RODALE NEWS, EMMAUS, PA—In a dismal week for the U.S. economy featuring debt-ceiling drama in Washington and the threat of a double-dip recession on Wall Street, the U.S. Department of Agriculture (USDA) delivered some powerhouse statistics demonstrating the public's demand for healthy, organic food: The number of farmer's markets in the country increased 17 percent in the last year. "There's a yearning for the 99 percent of Americans who are no longer connected to the farm to reconnect," Kathleen Merrigan, deputy secretary of the USDA, said in a press call Friday afternoon.
The timing is perfect—this week marks National Farmer's Market Week—and comes on the heels of a new report finding that farmer's markets could generate thousands of jobs in the U.S.
THE DETAILS: The 2011 USDA Farmer's Market Directory lists 7,175 farmer's market, and Merrigan says the number is probably even higher because some markets don't self-report. The states with the most markets include California, New York, Michigan, Illinois, Pennsylvania, Ohio, Iowa, Wisconsin, North Carolina, and Massachusetts. And, though not on the top 10 list, Alaskan farmer's markets increased 46 percent over last year, and Texas, Colorado, and New Mexico were each up 38 percent. As an indication that shoppers are indeed searching for more local, organic food, Merrigan said more than 2 million people have searched the USDA Farmer's Market Directory so far in 2011.
"Farmer's markets are just growing exponentially," said Merrigan, who highlighted farmer's market innovations, particularly those that bring healthy produce to low-income areas. One such advancement is the increase in farmer's markets' allowing electronic benefit transfers (EBT), so people receiving Supplemental Nutrition Assistance Program (SNAP) benefits, formerly known as food stamps, can purchase fresh, healthy food at farmer's markets. Many of these markets are moving into food deserts, areas without grocery stores that sell fresh produce and where the few stores that do sell fresh vegetables are bodegas and corner stores with a high mark-up.
Note: Many of the USDA programs that help boost farmer's markets numbers and bring healthy food to people could be on the chopping block in the 2012 Farm Bill.
Along with the USDA's new statistics, the nonprofit Union of Concerned Scientists (UCS) released an report finding that farmer's markets could be a much-needed antidote to high unemployment.

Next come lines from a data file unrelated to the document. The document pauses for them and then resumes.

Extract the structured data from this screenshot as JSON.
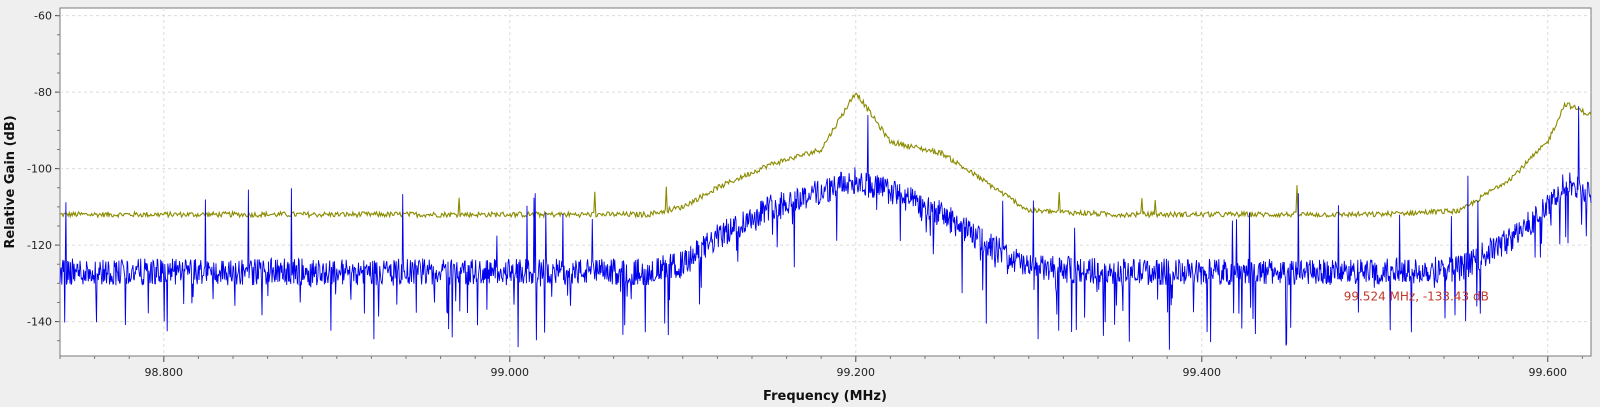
{
  "chart_data": {
    "type": "line",
    "title": "",
    "xlabel": "Frequency (MHz)",
    "ylabel": "Relative Gain (dB)",
    "xlim": [
      98.74,
      99.625
    ],
    "ylim": [
      -149,
      -58
    ],
    "x_ticks": [
      98.8,
      99.0,
      99.2,
      99.4,
      99.6
    ],
    "x_tick_labels": [
      "98.800",
      "99.000",
      "99.200",
      "99.400",
      "99.600"
    ],
    "y_ticks": [
      -60,
      -80,
      -100,
      -120,
      -140
    ],
    "y_tick_labels": [
      "-60",
      "-80",
      "-100",
      "-120",
      "-140"
    ],
    "grid": true,
    "series": [
      {
        "color": "#8b8b00",
        "x": [
          98.74,
          98.8,
          98.9,
          99.0,
          99.08,
          99.1,
          99.12,
          99.15,
          99.18,
          99.2,
          99.22,
          99.25,
          99.27,
          99.3,
          99.35,
          99.4,
          99.5,
          99.55,
          99.58,
          99.6,
          99.61,
          99.625
        ],
        "values": [
          -112,
          -112,
          -112,
          -112,
          -112,
          -110,
          -105,
          -99,
          -95,
          -80,
          -93,
          -96,
          -102,
          -111,
          -112,
          -112,
          -112,
          -111,
          -102,
          -93,
          -83,
          -86
        ]
      },
      {
        "color": "#0000ee",
        "x": [
          98.74,
          98.8,
          98.9,
          99.0,
          99.08,
          99.1,
          99.12,
          99.15,
          99.18,
          99.2,
          99.22,
          99.25,
          99.27,
          99.3,
          99.35,
          99.4,
          99.5,
          99.55,
          99.58,
          99.6,
          99.61,
          99.625
        ],
        "values": [
          -127,
          -127,
          -127,
          -127,
          -127,
          -125,
          -118,
          -110,
          -106,
          -103,
          -106,
          -112,
          -118,
          -126,
          -127,
          -127,
          -127,
          -126,
          -118,
          -110,
          -104,
          -106
        ]
      }
    ],
    "marker": {
      "text": "99.524 MHz, -133.43 dB",
      "x": 99.524,
      "y": -133.43
    }
  }
}
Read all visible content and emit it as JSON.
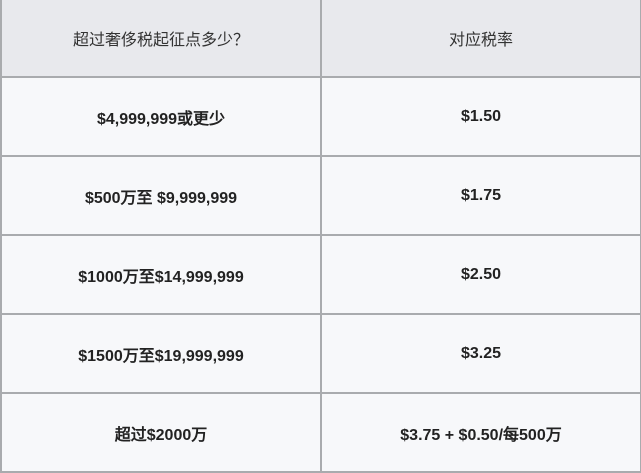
{
  "table": {
    "headers": [
      "超过奢侈税起征点多少？",
      "对应税率"
    ],
    "rows": [
      [
        "$4,999,999或更少",
        "$1.50"
      ],
      [
        "$500万至 $9,999,999",
        "$1.75"
      ],
      [
        "$1000万至$14,999,999",
        "$2.50"
      ],
      [
        "$1500万至$19,999,999",
        "$3.25"
      ],
      [
        "超过$2000万",
        "$3.75 + $0.50/每500万"
      ]
    ]
  }
}
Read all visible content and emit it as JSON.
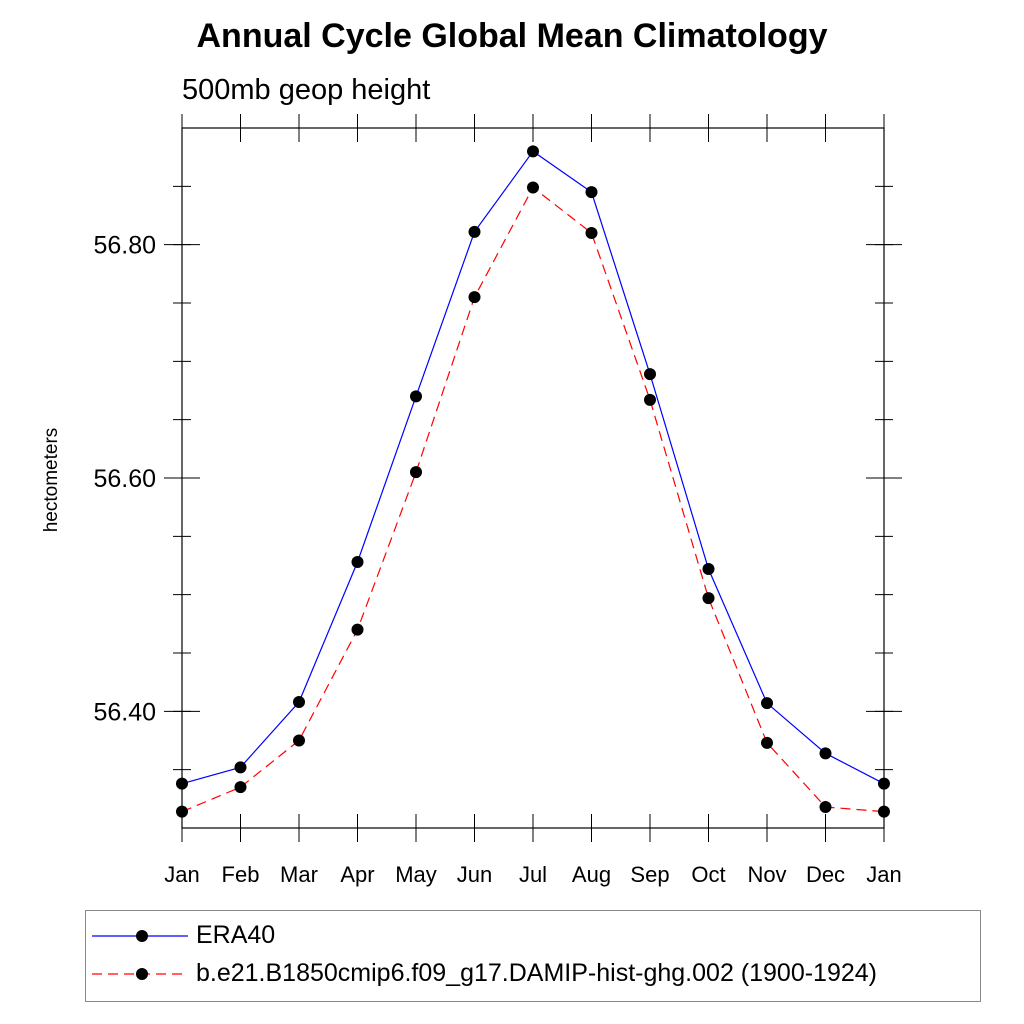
{
  "chart_data": {
    "type": "line",
    "title": "Annual Cycle Global Mean Climatology",
    "subtitle": "500mb geop height",
    "xlabel": "",
    "ylabel": "hectometers",
    "categories": [
      "Jan",
      "Feb",
      "Mar",
      "Apr",
      "May",
      "Jun",
      "Jul",
      "Aug",
      "Sep",
      "Oct",
      "Nov",
      "Dec",
      "Jan"
    ],
    "ylim": [
      56.3,
      56.9
    ],
    "yticks_major": [
      "56.40",
      "56.60",
      "56.80"
    ],
    "ytick_values": [
      56.4,
      56.6,
      56.8
    ],
    "grid": false,
    "legend_position": "bottom",
    "series": [
      {
        "name": "ERA40",
        "color": "#0000ff",
        "dash": "solid",
        "marker": "filled-circle",
        "values": [
          56.338,
          56.352,
          56.408,
          56.528,
          56.67,
          56.811,
          56.88,
          56.845,
          56.689,
          56.522,
          56.407,
          56.364,
          56.338
        ]
      },
      {
        "name": "b.e21.B1850cmip6.f09_g17.DAMIP-hist-ghg.002 (1900-1924)",
        "color": "#ff0000",
        "dash": "dashed",
        "marker": "filled-circle",
        "values": [
          56.314,
          56.335,
          56.375,
          56.47,
          56.605,
          56.755,
          56.849,
          56.81,
          56.667,
          56.497,
          56.373,
          56.318,
          56.314
        ]
      }
    ]
  }
}
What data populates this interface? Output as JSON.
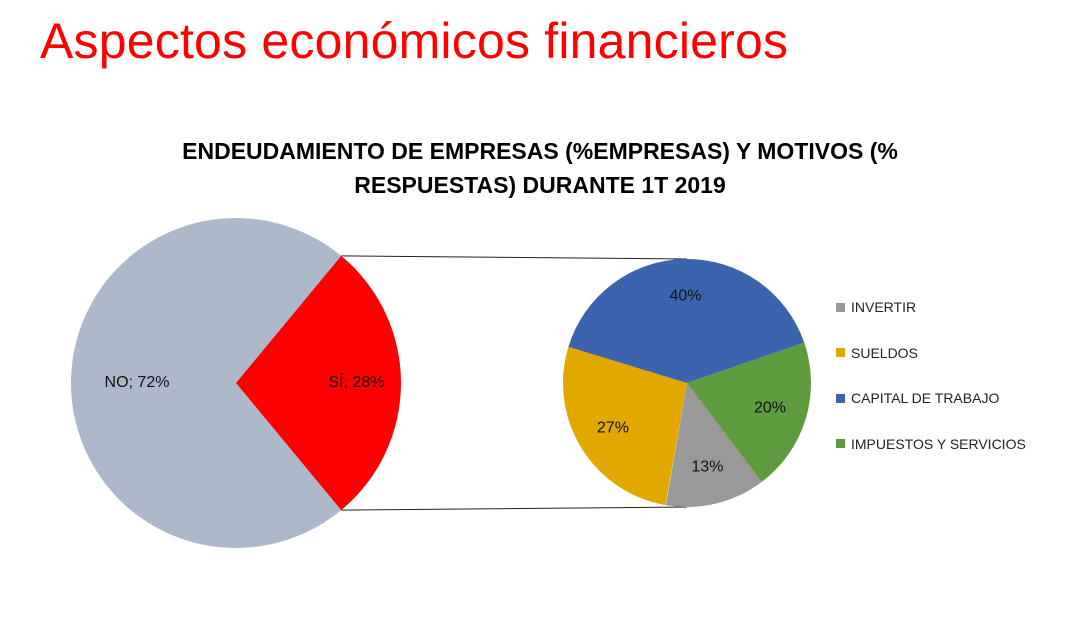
{
  "slide": {
    "title": "Aspectos económicos financieros"
  },
  "chart_data": {
    "type": "pie",
    "title_line1": "ENDEUDAMIENTO DE EMPRESAS (%EMPRESAS) Y MOTIVOS (%",
    "title_line2": "RESPUESTAS) DURANTE 1T 2019",
    "main": {
      "slices": [
        {
          "label": "NO",
          "value": 72,
          "data_label": "NO; 72%",
          "color": "#adb9ca"
        },
        {
          "label": "SÍ",
          "value": 28,
          "data_label": "SÍ; 28%",
          "color": "#ff0000"
        }
      ]
    },
    "breakdown": {
      "of": "SÍ",
      "slices": [
        {
          "label": "INVERTIR",
          "value": 13,
          "data_label": "13%",
          "color": "#999999"
        },
        {
          "label": "SUELDOS",
          "value": 27,
          "data_label": "27%",
          "color": "#e3a800"
        },
        {
          "label": "CAPITAL DE TRABAJO",
          "value": 40,
          "data_label": "40%",
          "color": "#3c64ae"
        },
        {
          "label": "IMPUESTOS Y SERVICIOS",
          "value": 20,
          "data_label": "20%",
          "color": "#5e9b3e"
        }
      ]
    },
    "legend": {
      "position": "right",
      "entries": [
        "INVERTIR",
        "SUELDOS",
        "CAPITAL DE TRABAJO",
        "IMPUESTOS Y SERVICIOS"
      ]
    }
  }
}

Their economic analysis found that even modest public support for up to 500 farmer's markets annually would create up to 13,500 jobs in a five-year window, bolstering local and regional food systems. "On the whole, farmers markets have seen exceptional growth, providing local communities with fresh food direct from the farm," says Jeffrey O’Hara, the author of the report and an economist with UCS’s Food and Environment Program. "But our federal food policies are working against them." He adds that tens of thousands more new jobs could be created if the government would just divert a small fraction of the subsidies that are currently doled out to industrial farms to farmer's markets.